France's dominance is being challenged in many areas, but it remains unrivaled in one field: pastry. A source of national pride, French pastry embodies an unparalleled savoir-faire, drawing enormous lines outside patisseries, whether for Cédric Grolet's trompe-l'œil fruits or meringues from Aux Merveilleux de Fred. It has inspired a wealth of literature (from Nina Métayer to Ladurée) and long-running television shows: season 14 of Le Meilleur Pâtissier ("The Best Pastry Chef") has just wrapped filming.
Attracting tourists from all over the world, it also allows pastry chefs to expand internationally (Yann Couvreur in Miami, Jean-Paul Hévin in Taiwan, Maison Caffet in Japan, among others). In January, a project to have French pastry listed as UNESCO Intangible Cultural Heritage was launched by the Pâtisserie et Patrimoine ("Pastry and Heritage") association, chaired by Pierre Hermé.
The refined taste and aesthetic appeal of French pastry justifies its global reputation, but little thought is given to its nutritional value.
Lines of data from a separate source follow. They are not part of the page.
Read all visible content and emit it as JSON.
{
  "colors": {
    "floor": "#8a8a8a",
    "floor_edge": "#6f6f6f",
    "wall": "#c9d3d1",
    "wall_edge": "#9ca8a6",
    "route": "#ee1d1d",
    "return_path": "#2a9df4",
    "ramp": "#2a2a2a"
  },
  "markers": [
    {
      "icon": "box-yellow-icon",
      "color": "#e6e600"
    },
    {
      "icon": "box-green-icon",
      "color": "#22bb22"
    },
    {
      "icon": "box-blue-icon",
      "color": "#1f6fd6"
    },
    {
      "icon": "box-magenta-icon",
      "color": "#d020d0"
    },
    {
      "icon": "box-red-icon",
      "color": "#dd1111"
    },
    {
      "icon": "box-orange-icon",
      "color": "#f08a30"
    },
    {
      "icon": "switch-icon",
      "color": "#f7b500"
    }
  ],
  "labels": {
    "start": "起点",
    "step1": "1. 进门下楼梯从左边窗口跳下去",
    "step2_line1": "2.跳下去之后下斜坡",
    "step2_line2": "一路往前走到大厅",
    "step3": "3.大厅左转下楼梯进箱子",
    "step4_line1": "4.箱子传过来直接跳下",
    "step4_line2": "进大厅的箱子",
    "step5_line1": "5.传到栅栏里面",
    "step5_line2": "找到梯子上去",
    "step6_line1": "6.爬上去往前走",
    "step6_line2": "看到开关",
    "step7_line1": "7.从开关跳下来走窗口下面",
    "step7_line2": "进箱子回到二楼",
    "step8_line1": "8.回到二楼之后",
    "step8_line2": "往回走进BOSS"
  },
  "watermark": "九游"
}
In this discipline where sugar, butter, cream, flour and chocolate remain essential ingredients, is it not synonymous with junk food? Rich in fat and sugars, low in fiber, high in calories and with limited nutritional value, it certainly fits the definition. It is also worth noting that while French cuisine slimmed down in the 1970s, this movement never extended to dessert.